Zu den Preisträgerinnen und Preisträgern zählt Arkadij Khaet, dessen Satire "Masel Tov Cocktail" zu Klischeevorstellungen über jüdisches Leben in Deutschland in gleich zwei Kategorien ausgezeichnet wurde. Aus London zugeschaltet wird Waad al-Kateab, deren Dokumentarfilm "Für Sama" über ein Untergrundkrankenhaus im syrischen Bürgerkrieg im vergangenen Jahr sogar für einen Oscar nominiert wurde.

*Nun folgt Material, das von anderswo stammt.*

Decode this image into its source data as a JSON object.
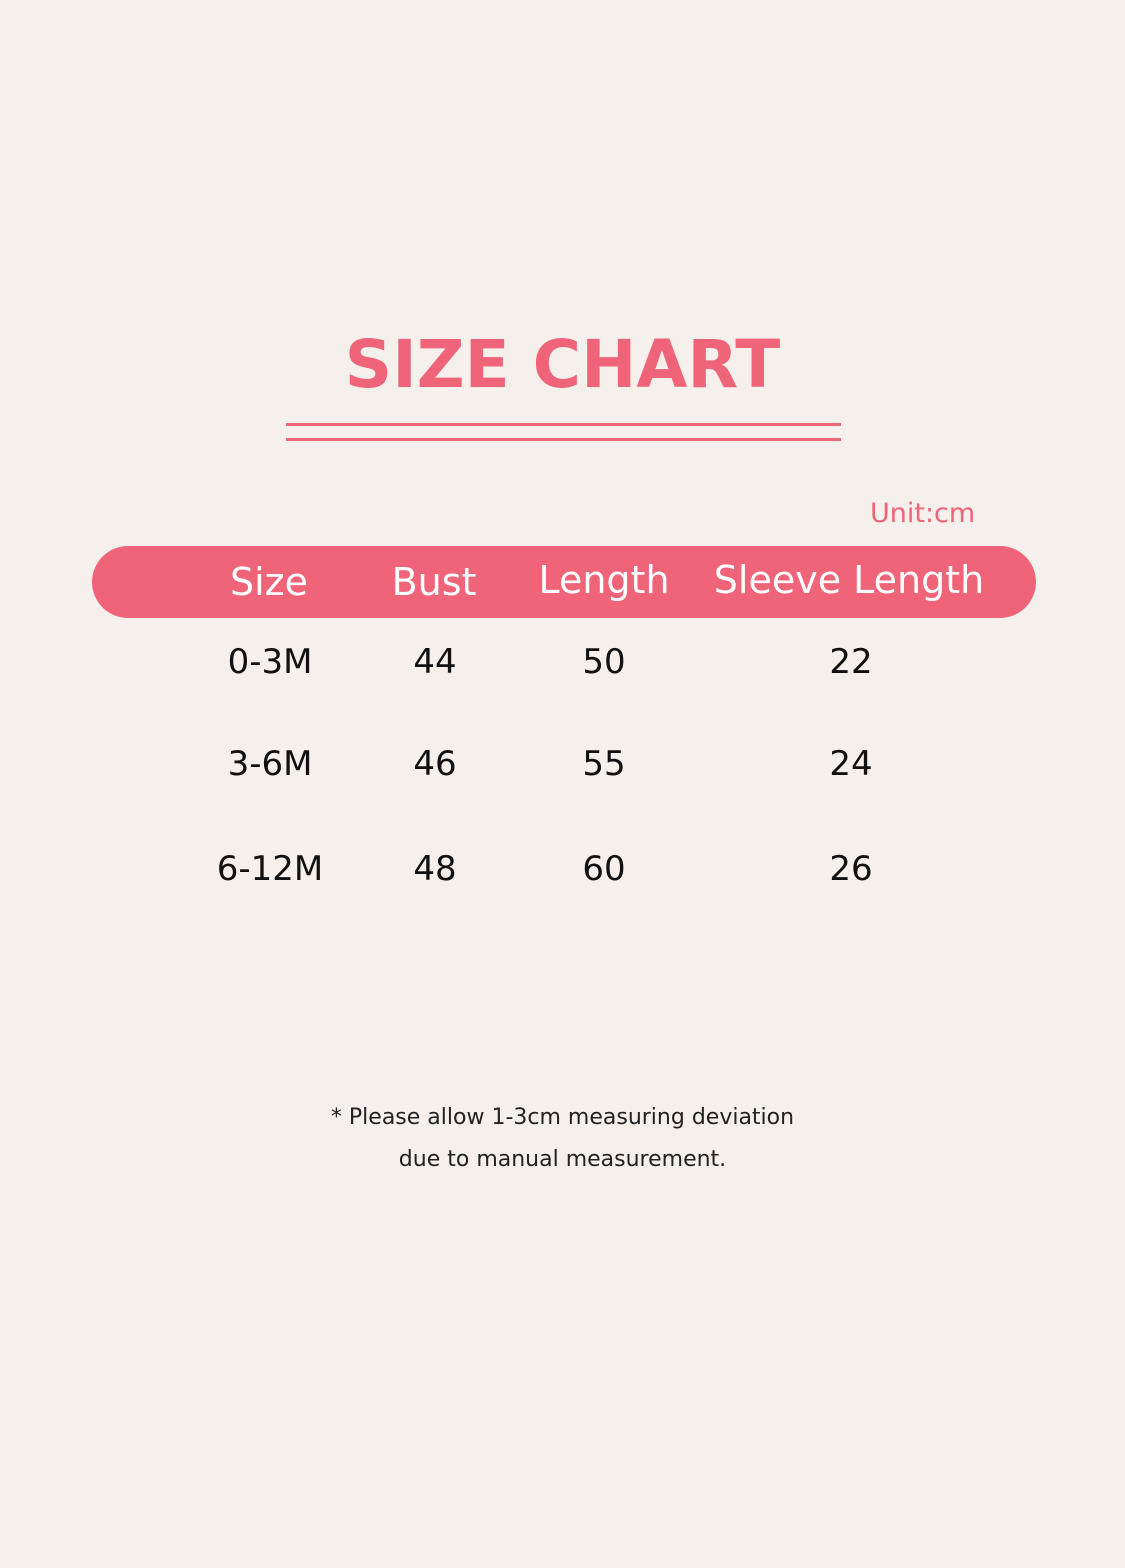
{
  "title": "SIZE CHART",
  "unit": "Unit:cm",
  "accent_color": "#ef6479",
  "columns": [
    "Size",
    "Bust",
    "Length",
    "Sleeve Length"
  ],
  "rows": [
    [
      "0-3M",
      "44",
      "50",
      "22"
    ],
    [
      "3-6M",
      "46",
      "55",
      "24"
    ],
    [
      "6-12M",
      "48",
      "60",
      "26"
    ]
  ],
  "note": [
    "* Please allow 1-3cm measuring deviation",
    "due to manual measurement."
  ]
}
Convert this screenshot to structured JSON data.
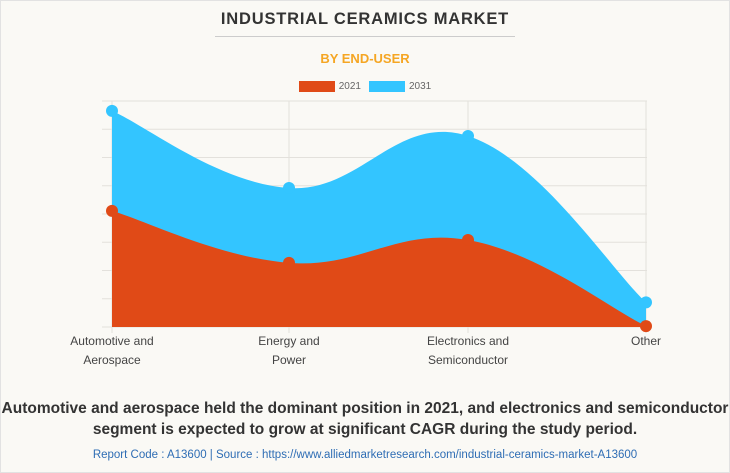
{
  "chart_data": {
    "type": "area",
    "title": "INDUSTRIAL CERAMICS MARKET",
    "subtitle": "BY END-USER",
    "categories": [
      "Automotive and\nAerospace",
      "Energy and\nPower",
      "Electronics and\nSemiconductor",
      "Other"
    ],
    "series": [
      {
        "name": "2031",
        "color": "#33c5ff",
        "values": [
          765,
          492,
          676,
          87
        ]
      },
      {
        "name": "2021",
        "color": "#e04a17",
        "values": [
          411,
          227,
          308,
          3
        ]
      }
    ],
    "legend": [
      {
        "name": "2021",
        "color": "#e04a17"
      },
      {
        "name": "2031",
        "color": "#33c5ff"
      }
    ],
    "legend_position": "top-center",
    "ylim": [
      0,
      800
    ],
    "y_gridlines": 8,
    "y_tick_labels_shown": false,
    "grid": true,
    "curve": "smooth",
    "xlabel": "",
    "ylabel": ""
  },
  "caption": "Automotive and aerospace held the dominant position in 2021, and electronics and semiconductor segment is expected to grow at significant CAGR during the study period.",
  "source": "Report Code : A13600  |  Source : https://www.alliedmarketresearch.com/industrial-ceramics-market-A13600"
}
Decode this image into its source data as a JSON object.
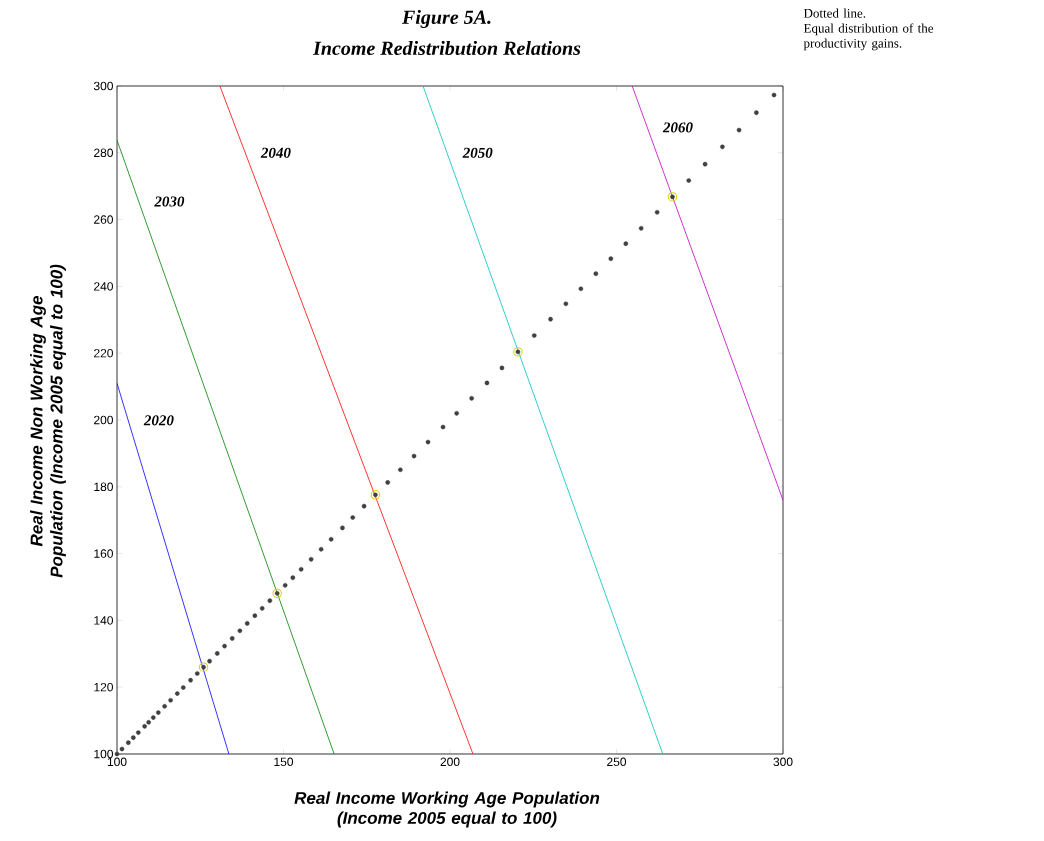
{
  "chart_data": {
    "type": "line",
    "title": "Figure 5A.",
    "subtitle": "Income Redistribution Relations",
    "xlabel": "Real Income Working Age Population (Income 2005 equal to 100)",
    "ylabel": "Real Income Non Working Age Population (Income 2005 equal to 100)",
    "xlim": [
      100,
      300
    ],
    "ylim": [
      100,
      300
    ],
    "xticks": [
      100,
      150,
      200,
      250,
      300
    ],
    "yticks": [
      100,
      120,
      140,
      160,
      180,
      200,
      220,
      240,
      260,
      280,
      300
    ],
    "series": [
      {
        "name": "2020",
        "color": "#0000ff",
        "x": [
          100,
          133.6
        ],
        "values": [
          211,
          100
        ]
      },
      {
        "name": "2030",
        "color": "#008000",
        "x": [
          100,
          165.2
        ],
        "values": [
          283.8,
          100
        ]
      },
      {
        "name": "2040",
        "color": "#ff0000",
        "x": [
          130.9,
          206.9
        ],
        "values": [
          300,
          100
        ]
      },
      {
        "name": "2050",
        "color": "#00bfbf",
        "x": [
          191.9,
          263.9
        ],
        "values": [
          300,
          100
        ]
      },
      {
        "name": "2060",
        "color": "#bf00bf",
        "x": [
          254.7,
          300
        ],
        "values": [
          300,
          176
        ]
      },
      {
        "type": "scatter",
        "color": "#404040",
        "x": [
          100,
          101.5,
          103.4,
          104.9,
          106.4,
          108.3,
          109.5,
          110.9,
          112.4,
          114.3,
          116.1,
          118.1,
          119.9,
          122.1,
          124.1,
          126.0,
          127.8,
          130.1,
          132.3,
          134.6,
          136.9,
          139.1,
          141.4,
          143.6,
          145.9,
          148.1,
          150.5,
          152.8,
          155.3,
          158.3,
          161.3,
          164.3,
          167.7,
          170.8,
          174.2,
          177.6,
          181.3,
          185.1,
          189.2,
          193.4,
          197.9,
          202.0,
          206.5,
          211.1,
          215.6,
          220.4,
          225.3,
          230.2,
          234.8,
          239.3,
          243.8,
          248.3,
          252.8,
          257.4,
          262.2,
          266.8,
          271.7,
          276.6,
          281.8,
          286.8,
          292.0,
          297.3
        ],
        "values": [
          100,
          101.5,
          103.4,
          104.9,
          106.4,
          108.3,
          109.5,
          110.9,
          112.4,
          114.3,
          116.1,
          118.1,
          119.9,
          122.1,
          124.1,
          126.0,
          127.8,
          130.1,
          132.3,
          134.6,
          136.9,
          139.1,
          141.4,
          143.6,
          145.9,
          148.1,
          150.5,
          152.8,
          155.3,
          158.3,
          161.3,
          164.3,
          167.7,
          170.8,
          174.2,
          177.6,
          181.3,
          185.1,
          189.2,
          193.4,
          197.9,
          202.0,
          206.5,
          211.1,
          215.6,
          220.4,
          225.3,
          230.2,
          234.8,
          239.3,
          243.8,
          248.3,
          252.8,
          257.4,
          262.2,
          266.8,
          271.7,
          276.6,
          281.8,
          286.8,
          292.0,
          297.3
        ]
      },
      {
        "type": "scatter",
        "color": "#d4d400",
        "marker": "circle",
        "x": [
          126.0,
          148.1,
          177.6,
          220.4,
          266.8
        ],
        "values": [
          126.0,
          148.1,
          177.6,
          220.4,
          266.8
        ]
      }
    ],
    "annotations": [
      "Dotted line.",
      "Equal distribution of the productivity gains."
    ]
  }
}
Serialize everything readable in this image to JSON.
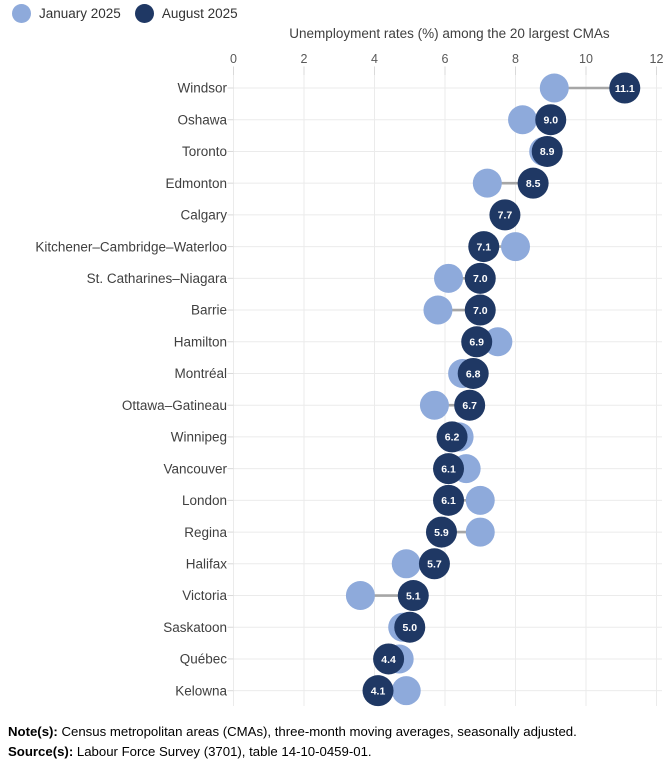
{
  "legend": {
    "items": [
      {
        "label": "January 2025",
        "color": "#8EAADB"
      },
      {
        "label": "August 2025",
        "color": "#1F3864"
      }
    ]
  },
  "title": "Unemployment rates (%) among the 20 largest CMAs",
  "chart_data": {
    "type": "scatter",
    "subtype": "dumbbell-dot-plot",
    "title": "Unemployment rates (%) among the 20 largest CMAs",
    "orientation": "horizontal",
    "categories": [
      "Windsor",
      "Oshawa",
      "Toronto",
      "Edmonton",
      "Calgary",
      "Kitchener–Cambridge–Waterloo",
      "St. Catharines–Niagara",
      "Barrie",
      "Hamilton",
      "Montréal",
      "Ottawa–Gatineau",
      "Winnipeg",
      "Vancouver",
      "London",
      "Regina",
      "Halifax",
      "Victoria",
      "Saskatoon",
      "Québec",
      "Kelowna"
    ],
    "series": [
      {
        "name": "January 2025",
        "color": "#8EAADB",
        "data_labels": false,
        "values": [
          9.1,
          8.2,
          8.8,
          7.2,
          7.7,
          8.0,
          6.1,
          5.8,
          7.5,
          6.5,
          5.7,
          6.4,
          6.6,
          7.0,
          7.0,
          4.9,
          3.6,
          4.8,
          4.7,
          4.9
        ]
      },
      {
        "name": "August 2025",
        "color": "#1F3864",
        "data_labels": true,
        "values": [
          11.1,
          9.0,
          8.9,
          8.5,
          7.7,
          7.1,
          7.0,
          7.0,
          6.9,
          6.8,
          6.7,
          6.2,
          6.1,
          6.1,
          5.9,
          5.7,
          5.1,
          5.0,
          4.4,
          4.1
        ]
      }
    ],
    "xlim": [
      0,
      12
    ],
    "x_ticks": [
      0,
      2,
      4,
      6,
      8,
      10,
      12
    ],
    "grid": true,
    "legend_position": "top-left"
  },
  "colors": {
    "jan": "#8EAADB",
    "aug": "#1F3864",
    "connector": "#A6A6A6",
    "grid": "#EBEBEB",
    "tick": "#D9D9D9",
    "axis_text": "#595959",
    "label_text": "#404040"
  },
  "notes": {
    "note_label": "Note(s):",
    "note_text": " Census metropolitan areas (CMAs), three-month moving averages, seasonally adjusted.",
    "source_label": "Source(s):",
    "source_text": " Labour Force Survey (3701), table 14-10-0459-01."
  }
}
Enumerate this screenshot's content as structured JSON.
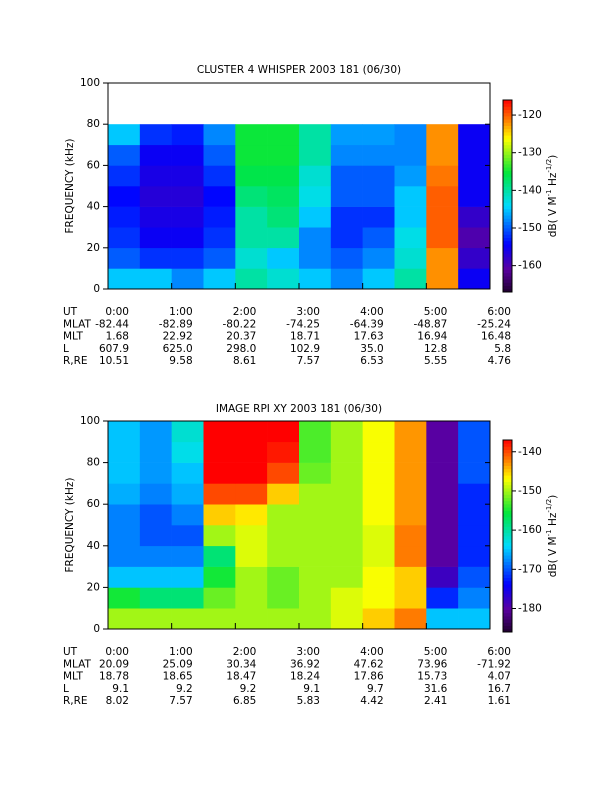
{
  "chart_data": [
    {
      "type": "heatmap",
      "title": "CLUSTER 4 WHISPER 2003 181 (06/30)",
      "ylabel": "FREQUENCY (kHz)",
      "xlim": [
        0,
        6
      ],
      "ylim": [
        0,
        100
      ],
      "xticks": [
        {
          "value": 0,
          "label": "0:00"
        },
        {
          "value": 1,
          "label": "1:00"
        },
        {
          "value": 2,
          "label": "2:00"
        },
        {
          "value": 3,
          "label": "3:00"
        },
        {
          "value": 4,
          "label": "4:00"
        },
        {
          "value": 5,
          "label": "5:00"
        },
        {
          "value": 6,
          "label": "6:00"
        }
      ],
      "yticks": [
        0,
        20,
        40,
        60,
        80,
        100
      ],
      "xbins": [
        0,
        0.5,
        1,
        1.5,
        2,
        2.5,
        3,
        3.5,
        4,
        4.5,
        5,
        5.5,
        6
      ],
      "ybins": [
        0,
        10,
        20,
        30,
        40,
        50,
        60,
        70,
        80
      ],
      "z": [
        [
          -145,
          -145,
          -148,
          -145,
          -140,
          -142,
          -145,
          -148,
          -145,
          -140,
          -122,
          -155
        ],
        [
          -150,
          -152,
          -152,
          -150,
          -142,
          -145,
          -148,
          -150,
          -148,
          -142,
          -122,
          -158
        ],
        [
          -152,
          -155,
          -155,
          -152,
          -140,
          -140,
          -148,
          -152,
          -150,
          -143,
          -120,
          -160
        ],
        [
          -153,
          -156,
          -156,
          -153,
          -140,
          -138,
          -145,
          -152,
          -152,
          -145,
          -120,
          -158
        ],
        [
          -154,
          -157,
          -157,
          -154,
          -138,
          -137,
          -143,
          -150,
          -150,
          -145,
          -120,
          -155
        ],
        [
          -152,
          -156,
          -156,
          -152,
          -136,
          -136,
          -142,
          -150,
          -150,
          -147,
          -121,
          -155
        ],
        [
          -150,
          -155,
          -155,
          -150,
          -135,
          -135,
          -140,
          -148,
          -148,
          -148,
          -122,
          -155
        ],
        [
          -145,
          -152,
          -153,
          -148,
          -135,
          -135,
          -140,
          -147,
          -147,
          -148,
          -122,
          -155
        ]
      ],
      "zlim": [
        -167,
        -116
      ],
      "zticks": [
        -120,
        -130,
        -140,
        -150,
        -160
      ],
      "colorbar_label": [
        "dB( V M",
        "-1",
        " Hz",
        "-1/2",
        ")"
      ],
      "ephemeris": {
        "row_labels": [
          "UT",
          "MLAT",
          "MLT",
          "L",
          "R,RE"
        ],
        "rows": [
          [
            "-82.44",
            "-82.89",
            "-80.22",
            "-74.25",
            "-64.39",
            "-48.87",
            "-25.24"
          ],
          [
            "1.68",
            "22.92",
            "20.37",
            "18.71",
            "17.63",
            "16.94",
            "16.48"
          ],
          [
            "607.9",
            "625.0",
            "298.0",
            "102.9",
            "35.0",
            "12.8",
            "5.8"
          ],
          [
            "10.51",
            "9.58",
            "8.61",
            "7.57",
            "6.53",
            "5.55",
            "4.76"
          ]
        ]
      }
    },
    {
      "type": "heatmap",
      "title": "IMAGE RPI XY 2003 181 (06/30)",
      "ylabel": "FREQUENCY (kHz)",
      "xlim": [
        0,
        6
      ],
      "ylim": [
        0,
        100
      ],
      "xticks": [
        {
          "value": 0,
          "label": "0:00"
        },
        {
          "value": 1,
          "label": "1:00"
        },
        {
          "value": 2,
          "label": "2:00"
        },
        {
          "value": 3,
          "label": "3:00"
        },
        {
          "value": 4,
          "label": "4:00"
        },
        {
          "value": 5,
          "label": "5:00"
        },
        {
          "value": 6,
          "label": "6:00"
        }
      ],
      "yticks": [
        0,
        20,
        40,
        60,
        80,
        100
      ],
      "xbins": [
        0,
        0.5,
        1,
        1.5,
        2,
        2.5,
        3,
        3.5,
        4,
        4.5,
        5,
        5.5,
        6
      ],
      "ybins": [
        0,
        10,
        20,
        30,
        40,
        50,
        60,
        70,
        80,
        90,
        100
      ],
      "z": [
        [
          -150,
          -150,
          -150,
          -150,
          -150,
          -150,
          -150,
          -148,
          -145,
          -142,
          -165,
          -165
        ],
        [
          -155,
          -158,
          -158,
          -152,
          -150,
          -152,
          -150,
          -148,
          -147,
          -145,
          -172,
          -168
        ],
        [
          -165,
          -165,
          -165,
          -155,
          -150,
          -152,
          -150,
          -150,
          -147,
          -145,
          -178,
          -170
        ],
        [
          -168,
          -168,
          -168,
          -158,
          -148,
          -150,
          -150,
          -150,
          -148,
          -142,
          -180,
          -172
        ],
        [
          -168,
          -170,
          -170,
          -150,
          -148,
          -150,
          -150,
          -150,
          -148,
          -142,
          -180,
          -172
        ],
        [
          -168,
          -170,
          -168,
          -145,
          -146,
          -150,
          -150,
          -150,
          -147,
          -143,
          -180,
          -172
        ],
        [
          -166,
          -168,
          -166,
          -140,
          -140,
          -145,
          -150,
          -150,
          -147,
          -143,
          -180,
          -172
        ],
        [
          -165,
          -167,
          -165,
          -137,
          -137,
          -140,
          -152,
          -150,
          -147,
          -143,
          -180,
          -170
        ],
        [
          -165,
          -167,
          -163,
          -136,
          -136,
          -138,
          -153,
          -150,
          -147,
          -143,
          -180,
          -170
        ],
        [
          -165,
          -167,
          -162,
          -135,
          -135,
          -136,
          -153,
          -150,
          -147,
          -143,
          -180,
          -170
        ]
      ],
      "zlim": [
        -186,
        -137
      ],
      "zticks": [
        -140,
        -150,
        -160,
        -170,
        -180
      ],
      "colorbar_label": [
        "dB( V M",
        "-1",
        " Hz",
        "-1/2",
        ")"
      ],
      "ephemeris": {
        "row_labels": [
          "UT",
          "MLAT",
          "MLT",
          "L",
          "R,RE"
        ],
        "rows": [
          [
            "20.09",
            "25.09",
            "30.34",
            "36.92",
            "47.62",
            "73.96",
            "-71.92"
          ],
          [
            "18.78",
            "18.65",
            "18.47",
            "18.24",
            "17.86",
            "15.73",
            "4.07"
          ],
          [
            "9.1",
            "9.2",
            "9.2",
            "9.1",
            "9.7",
            "31.6",
            "16.7"
          ],
          [
            "8.02",
            "7.57",
            "6.85",
            "5.83",
            "4.42",
            "2.41",
            "1.61"
          ]
        ]
      }
    }
  ]
}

Justizsenatorin Anna Gallina: "Menschenrechte sind universell, deren Achtung ist aber nicht überall selbstverständlich. In zahlreichen Ländern sehen wir eine Missachtung dieser Rechte. Selbst in Europa werden grundlegende Rechte in einzelnen Ländern in Frage gestellt, Minderheiten diskriminiert und Menschen ausgegrenzt. Die Kunst legt hier den Finger in die Wunde. Sie kann vermitteln, welche Bedeutung die Menschenrechte für ein friedvolles Zusammenleben haben und wo diese Rechte unter Druck geraten."

Ines Hilpert-Kruck, Vorstandsmitglied des Hamburgischen Anwaltvereins: "Die mit dem Menschenrechts-Filmpreis prämierten Filme zeigen uns wieder einmal, was es wirklich heißt, in Menschenrechten verletzt zu sein. Die Filmemacher und Filmemacherinnen eröffnen uns den Blick auf Menschen, die der zerstörerischen Kraft von Unrecht, Diskriminierung, Gewalt und Willkür ausgesetzt sind. Sie zeigen aber auch, wie Menschen sich ihren Raum wieder erkämpfen, für ihre Rechte auf dem Weg sind. In ihren Geschichten steckt der Auftrag an uns, unermüdlich für Schutz und Wahrung von Menschenrechten aufzustehen."

Lange Nacht des Deutschen Menschenrechts-Films
Freitag, 10. September 2021, 18:00 bis 23:00 Uhr (Einlass 17:30 Uhr)
Abaton Kino, Allende Platz 3, 20146 Hamburg
Ein begrenztes Kartenkontingent steht gratis zur Verfügung, Interessierte melden sich unter info@hav.de (weitere Karten im Verkauf durch das Abaton)

Zu sehen sind folgende Filme:

  • "Für Sama" von Waad al-Kateab und Edward Watts, Dokumentarfilm, 2019, 99 Minuten
  • "Masel Tov Cocktail" von Arkadij Khaet und Mickey Paatszch, Satire, 2020, 30 Minuten
  • "Ab 18! – Die Tochter von…" von Joakim Demmer, Verena Kuri und Chiara Minchio, Dokumentarfilm, 2019, 28 Minuten
  • "Just.Another.Month" von Charlotte Weinreich und Rosa-Lena Lange, Dokumentarfilm, 2019, 22 Minuten

Der Deutsche Menschenrechts-Filmpreis wird alle zwei Jahre verliehen, Ende 2020 bereits zum zwölften Mal. Er ehrt Film- und TV-Schaffende, die sich in herausragender Weise mit dem Thema Menschenrechte auseinandersetzen. Der bundesweite Filmwettbewerb wird von 20 Organisationen der Zivilgesellschaft getragen.

In Hamburg wird die Lange Nacht vom Hamburgischen Anwaltverein, Amnesty International, den Bahá’í-Gemeinden Hamburg, der Evangelischen Akademie der Nordkirche sowie den Vereinen Peace Brigades International und SEGEMI (Seelische Gesundheit Migration und Flucht) veranstaltet. Unterstützt wird die Veranstaltung von der Freien und Hansestadt Hamburg.